Book Report: The Making of a Hardrock Miner

My two current writing projects that I’ll never complete are:

  1. Writing the last great World War 2 novel.
  2. Writing the first great asteroid mining novel.

I needed some vernacular to move ahead with #2, and I found this book (The Making of a Hardrock Miner by Stephen Voynick) on Amazon. It’s very good. It’s a first-person account of a guy who started working in western US mines in order to fund his living the life of a seasonally-employed other-seasonally man of leisure. It’s a very outsiderish perspective on mining. The guy works short stints at mines in Colorado, Arizona, and Wyoming. The outsiderness affords him insights that probably wouldn’t have been clear to someone on the inside; it also makes it easier for someone with no clue about mining to relate to the narrative.
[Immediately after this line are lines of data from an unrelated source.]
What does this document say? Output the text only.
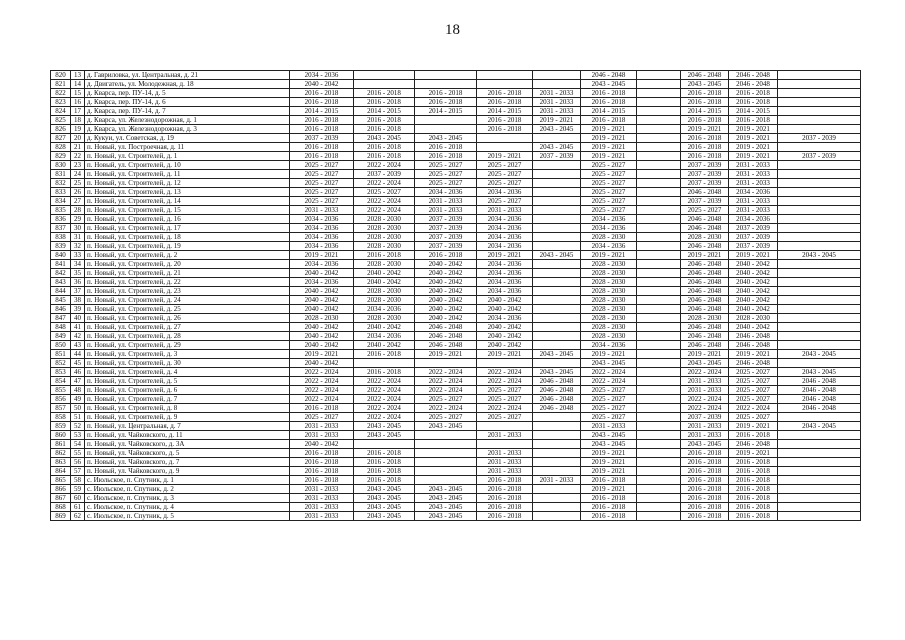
18
820	13	д. Гавриловка, ул. Центральная, д. 21	2034 - 2036					2046 - 2048		2046 - 2048	2046 - 2048	
821	14	д. Двигатель, ул. Молодежная, д. 18	2040 - 2042					2043 - 2045		2043 - 2045	2046 - 2048	
822	15	д. Кварса, пер. ПУ-14, д. 5	2016 - 2018	2016 - 2018	2016 - 2018	2016 - 2018	2031 - 2033	2016 - 2018		2016 - 2018	2016 - 2018	
823	16	д. Кварса, пер. ПУ-14, д. 6	2016 - 2018	2016 - 2018	2016 - 2018	2016 - 2018	2031 - 2033	2016 - 2018		2016 - 2018	2016 - 2018	
824	17	д. Кварса, пер. ПУ-14, д. 7	2014 - 2015	2014 - 2015	2014 - 2015	2014 - 2015	2031 - 2033	2014 - 2015		2014 - 2015	2014 - 2015	
825	18	д. Кварса, ул. Железнодорожная, д. 1	2016 - 2018	2016 - 2018		2016 - 2018	2019 - 2021	2016 - 2018		2016 - 2018	2016 - 2018	
826	19	д. Кварса, ул. Железнодорожная, д. 3	2016 - 2018	2016 - 2018		2016 - 2018	2043 - 2045	2019 - 2021		2019 - 2021	2019 - 2021	
827	20	д. Кукуи, ул. Советская, д. 19	2037 - 2039	2043 - 2045	2043 - 2045			2019 - 2021		2016 - 2018	2019 - 2021	2037 - 2039
828	21	п. Новый, ул. Построечная, д. 11	2016 - 2018	2016 - 2018	2016 - 2018		2043 - 2045	2019 - 2021		2016 - 2018	2019 - 2021	
829	22	п. Новый, ул. Строителей, д. 1	2016 - 2018	2016 - 2018	2016 - 2018	2019 - 2021	2037 - 2039	2019 - 2021		2016 - 2018	2019 - 2021	2037 - 2039
830	23	п. Новый, ул. Строителей, д. 10	2025 - 2027	2022 - 2024	2025 - 2027	2025 - 2027		2025 - 2027		2037 - 2039	2031 - 2033	
831	24	п. Новый, ул. Строителей, д. 11	2025 - 2027	2037 - 2039	2025 - 2027	2025 - 2027		2025 - 2027		2037 - 2039	2031 - 2033	
832	25	п. Новый, ул. Строителей, д. 12	2025 - 2027	2022 - 2024	2025 - 2027	2025 - 2027		2025 - 2027		2037 - 2039	2031 - 2033	
833	26	п. Новый, ул. Строителей, д. 13	2025 - 2027	2025 - 2027	2034 - 2036	2034 - 2036		2025 - 2027		2046 - 2048	2034 - 2036	
834	27	п. Новый, ул. Строителей, д. 14	2025 - 2027	2022 - 2024	2031 - 2033	2025 - 2027		2025 - 2027		2037 - 2039	2031 - 2033	
835	28	п. Новый, ул. Строителей, д. 15	2031 - 2033	2022 - 2024	2031 - 2033	2031 - 2033		2025 - 2027		2025 - 2027	2031 - 2033	
836	29	п. Новый, ул. Строителей, д. 16	2034 - 2036	2028 - 2030	2037 - 2039	2034 - 2036		2034 - 2036		2046 - 2048	2034 - 2036	
837	30	п. Новый, ул. Строителей, д. 17	2034 - 2036	2028 - 2030	2037 - 2039	2034 - 2036		2034 - 2036		2046 - 2048	2037 - 2039	
838	31	п. Новый, ул. Строителей, д. 18	2034 - 2036	2028 - 2030	2037 - 2039	2034 - 2036		2028 - 2030		2028 - 2030	2037 - 2039	
839	32	п. Новый, ул. Строителей, д. 19	2034 - 2036	2028 - 2030	2037 - 2039	2034 - 2036		2034 - 2036		2046 - 2048	2037 - 2039	
840	33	п. Новый, ул. Строителей, д. 2	2019 - 2021	2016 - 2018	2016 - 2018	2019 - 2021	2043 - 2045	2019 - 2021		2019 - 2021	2019 - 2021	2043 - 2045
841	34	п. Новый, ул. Строителей, д. 20	2034 - 2036	2028 - 2030	2040 - 2042	2034 - 2036		2028 - 2030		2046 - 2048	2040 - 2042	
842	35	п. Новый, ул. Строителей, д. 21	2040 - 2042	2040 - 2042	2040 - 2042	2034 - 2036		2028 - 2030		2046 - 2048	2040 - 2042	
843	36	п. Новый, ул. Строителей, д. 22	2034 - 2036	2040 - 2042	2040 - 2042	2034 - 2036		2028 - 2030		2046 - 2048	2040 - 2042	
844	37	п. Новый, ул. Строителей, д. 23	2040 - 2042	2028 - 2030	2040 - 2042	2034 - 2036		2028 - 2030		2046 - 2048	2040 - 2042	
845	38	п. Новый, ул. Строителей, д. 24	2040 - 2042	2028 - 2030	2040 - 2042	2040 - 2042		2028 - 2030		2046 - 2048	2040 - 2042	
846	39	п. Новый, ул. Строителей, д. 25	2040 - 2042	2034 - 2036	2040 - 2042	2040 - 2042		2028 - 2030		2046 - 2048	2040 - 2042	
847	40	п. Новый, ул. Строителей, д. 26	2028 - 2030	2028 - 2030	2040 - 2042	2034 - 2036		2028 - 2030		2028 - 2030	2028 - 2030	
848	41	п. Новый, ул. Строителей, д. 27	2040 - 2042	2040 - 2042	2046 - 2048	2040 - 2042		2028 - 2030		2046 - 2048	2040 - 2042	
849	42	п. Новый, ул. Строителей, д. 28	2040 - 2042	2034 - 2036	2046 - 2048	2040 - 2042		2028 - 2030		2046 - 2048	2046 - 2048	
850	43	п. Новый, ул. Строителей, д. 29	2040 - 2042	2040 - 2042	2046 - 2048	2040 - 2042		2034 - 2036		2046 - 2048	2046 - 2048	
851	44	п. Новый, ул. Строителей, д. 3	2019 - 2021	2016 - 2018	2019 - 2021	2019 - 2021	2043 - 2045	2019 - 2021		2019 - 2021	2019 - 2021	2043 - 2045
852	45	п. Новый, ул. Строителей, д. 30	2040 - 2042					2043 - 2045		2043 - 2045	2046 - 2048	
853	46	п. Новый, ул. Строителей, д. 4	2022 - 2024	2016 - 2018	2022 - 2024	2022 - 2024	2043 - 2045	2022 - 2024		2022 - 2024	2025 - 2027	2043 - 2045
854	47	п. Новый, ул. Строителей, д. 5	2022 - 2024	2022 - 2024	2022 - 2024	2022 - 2024	2046 - 2048	2022 - 2024		2031 - 2033	2025 - 2027	2046 - 2048
855	48	п. Новый, ул. Строителей, д. 6	2022 - 2024	2022 - 2024	2022 - 2024	2025 - 2027	2046 - 2048	2025 - 2027		2031 - 2033	2025 - 2027	2046 - 2048
856	49	п. Новый, ул. Строителей, д. 7	2022 - 2024	2022 - 2024	2025 - 2027	2025 - 2027	2046 - 2048	2025 - 2027		2022 - 2024	2025 - 2027	2046 - 2048
857	50	п. Новый, ул. Строителей, д. 8	2016 - 2018	2022 - 2024	2022 - 2024	2022 - 2024	2046 - 2048	2025 - 2027		2022 - 2024	2022 - 2024	2046 - 2048
858	51	п. Новый, ул. Строителей, д. 9	2025 - 2027	2022 - 2024	2025 - 2027	2025 - 2027		2025 - 2027		2037 - 2039	2025 - 2027	
859	52	п. Новый, ул. Центральная, д. 7	2031 - 2033	2043 - 2045	2043 - 2045			2031 - 2033		2031 - 2033	2019 - 2021	2043 - 2045
860	53	п. Новый, ул. Чайковского, д. 11	2031 - 2033	2043 - 2045		2031 - 2033		2043 - 2045		2031 - 2033	2016 - 2018	
861	54	п. Новый, ул. Чайковского, д. 3А	2040 - 2042					2043 - 2045		2043 - 2045	2046 - 2048	
862	55	п. Новый, ул. Чайковского, д. 5	2016 - 2018	2016 - 2018		2031 - 2033		2019 - 2021		2016 - 2018	2019 - 2021	
863	56	п. Новый, ул. Чайковского, д. 7	2016 - 2018	2016 - 2018		2031 - 2033		2019 - 2021		2016 - 2018	2016 - 2018	
864	57	п. Новый, ул. Чайковского, д. 9	2016 - 2018	2016 - 2018		2031 - 2033		2019 - 2021		2016 - 2018	2016 - 2018	
865	58	с. Июльское, п. Спутник, д. 1	2016 - 2018	2016 - 2018		2016 - 2018	2031 - 2033	2016 - 2018		2016 - 2018	2016 - 2018	
866	59	с. Июльское, п. Спутник, д. 2	2031 - 2033	2043 - 2045	2043 - 2045	2016 - 2018		2019 - 2021		2016 - 2018	2016 - 2018	
867	60	с. Июльское, п. Спутник, д. 3	2031 - 2033	2043 - 2045	2043 - 2045	2016 - 2018		2016 - 2018		2016 - 2018	2016 - 2018	
868	61	с. Июльское, п. Спутник, д. 4	2031 - 2033	2043 - 2045	2043 - 2045	2016 - 2018		2016 - 2018		2016 - 2018	2016 - 2018	
869	62	с. Июльское, п. Спутник, д. 5	2031 - 2033	2043 - 2045	2043 - 2045	2016 - 2018		2016 - 2018		2016 - 2018	2016 - 2018	
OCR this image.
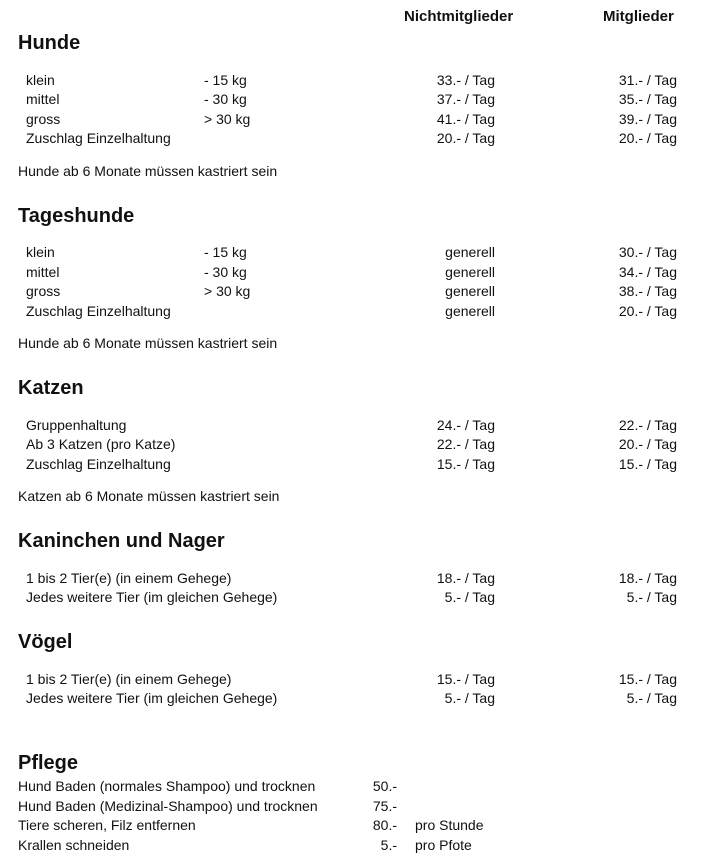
Nichtmitglieder	Mitglieder
Hunde
klein	- 15 kg	33.- / Tag	31.- / Tag
mittel	- 30 kg	37.- / Tag	35.- / Tag
gross	> 30 kg	41.- / Tag	39.- / Tag
Zuschlag Einzelhaltung	20.- / Tag	20.- / Tag
Hunde ab 6 Monate müssen kastriert sein
Tageshunde
klein	- 15 kg	generell	30.- / Tag
mittel	- 30 kg	generell	34.- / Tag
gross	> 30 kg	generell	38.- / Tag
Zuschlag Einzelhaltung	generell	20.- / Tag
Hunde ab 6 Monate müssen kastriert sein
Katzen
Gruppenhaltung	24.- / Tag	22.- / Tag
Ab 3 Katzen (pro Katze)	22.- / Tag	20.- / Tag
Zuschlag Einzelhaltung	15.- / Tag	15.- / Tag
Katzen ab 6 Monate müssen kastriert sein
Kaninchen und Nager
1 bis 2 Tier(e) (in einem Gehege)	18.- / Tag	18.- / Tag
Jedes weitere Tier (im gleichen Gehege)	5.- / Tag	5.- / Tag
Vögel
1 bis 2 Tier(e) (in einem Gehege)	15.- / Tag	15.- / Tag
Jedes weitere Tier (im gleichen Gehege)	5.- / Tag	5.- / Tag
Pflege
Hund Baden (normales Shampoo) und trocknen	50.-
Hund Baden (Medizinal-Shampoo) und trocknen	75.-
Tiere scheren, Filz entfernen	80.- pro Stunde
Krallen schneiden	5.- pro Pfote
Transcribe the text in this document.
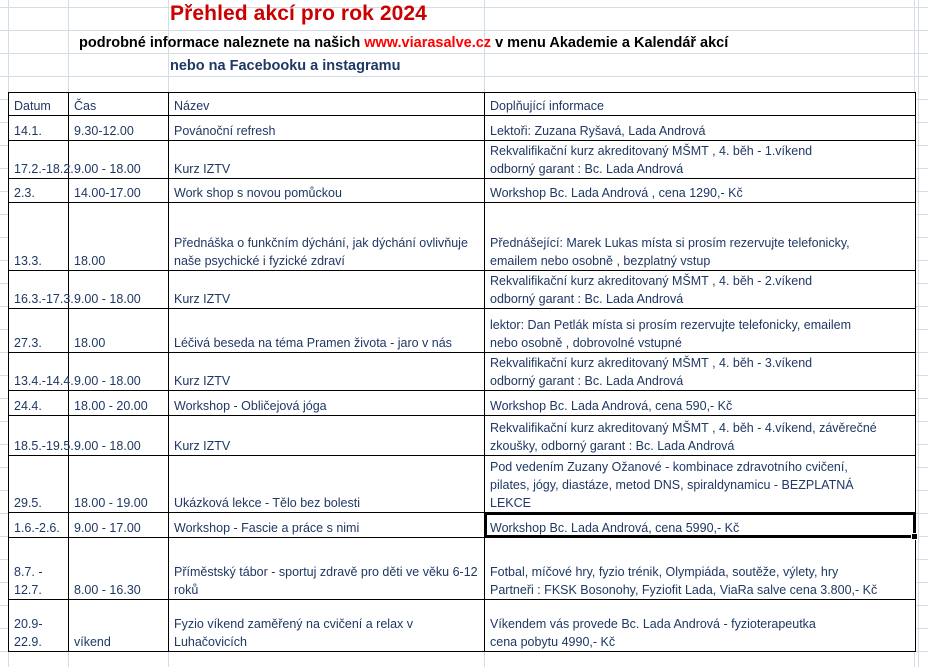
Přehled akcí pro rok 2024
podrobné informace naleznete na našich www.viarasalve.cz v menu Akademie a Kalendář akcí
nebo na Facebooku a instagramu
Datum	Čas	Název	Doplňující informace
14.1.	9.30-12.00	Povánoční refresh	Lektoři: Zuzana Ryšavá, Lada Andrová

17.2.-18.2.	9.00 - 18.00	Kurz IZTV	Rekvalifikační kurz akreditovaný MŠMT , 4. běh - 1.víkend
odborný garant : Bc. Lada Andrová

2.3.	14.00-17.00	Work shop s novou pomůckou	Workshop Bc. Lada Andrová , cena 1290,- Kč

13.3.	18.00	Přednáška o funkčním dýchání, jak dýchání ovlivňuje naše psychické i fyzické zdraví	Přednášející: Marek Lukas místa si prosím rezervujte telefonicky,
emailem nebo osobně , bezplatný vstup

16.3.-17.3.	9.00 - 18.00	Kurz IZTV	Rekvalifikační kurz akreditovaný MŠMT , 4. běh - 2.víkend
odborný garant : Bc. Lada Andrová

27.3.	18.00	Léčivá beseda na téma Pramen života - jaro v nás	lektor: Dan Petlák místa si prosím rezervujte telefonicky, emailem
nebo osobně , dobrovolné vstupné

13.4.-14.4.	9.00 - 18.00	Kurz IZTV	Rekvalifikační kurz akreditovaný MŠMT , 4. běh - 3.víkend
odborný garant : Bc. Lada Andrová

24.4.	18.00 - 20.00	Workshop - Obličejová jóga	Workshop Bc. Lada Andrová, cena 590,- Kč

18.5.-19.5.	9.00 - 18.00	Kurz IZTV	Rekvalifikační kurz akreditovaný MŠMT , 4. běh - 4.víkend, závěrečné
zkoušky, odborný garant : Bc. Lada Andrová

29.5.	18.00 - 19.00	Ukázková lekce - Tělo bez bolesti	Pod vedením Zuzany Ožanové - kombinace zdravotního cvičení,
pilates, jógy, diastáze, metod DNS, spiraldynamicu - BEZPLATNÁ
LEKCE

1.6.-2.6.	9.00 - 17.00	Workshop - Fascie a práce s nimi	Workshop Bc. Lada Andrová, cena 5990,- Kč

8.7. - 12.7.	8.00 - 16.30	Příměstský tábor - sportuj zdravě pro děti ve věku 6-12 roků	Fotbal, míčové hry, fyzio trénik, Olympiáda, soutěže, výlety, hry
Partneři : FKSK Bosonohy, Fyziofit Lada, ViaRa salve cena 3.800,- Kč

20.9-22.9.	víkend	Fyzio víkend zaměřený na cvičení a relax v Luhačovicích	Víkendem vás provede Bc. Lada Andrová - fyzioterapeutka
cena pobytu 4990,- Kč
I think there are two different kinds of first-person non-fiction accounts:

  1. Those written for money.
  2. Those written to expose truth.

I think an easy contrast between the two in World War II terms is anything by Robert Leckey was the first and Eugene Sledge’s book was the second. Most are probably the first kind. This book’s the second.

If you’re reading something written for money, it should make you skeptical of the content. The goal is to make money. People like excitement and controversy. People buy what they like. Ergo, books written for money are going to be more exciting and controversial than the actual experiences and events they describe. The Voynick book includes event. It’s unadorned and lays stuff out there for the reader to romanticize it, learn from it, or whatever.

Its central theme is also similar to one of the themes from my would-be mining novel: that certain people need risk and transience in their lives and, without it, feel insecure and ungrounded. Maybe I also identify with that sentiment. I’m probably never going to be a hardrock miner though.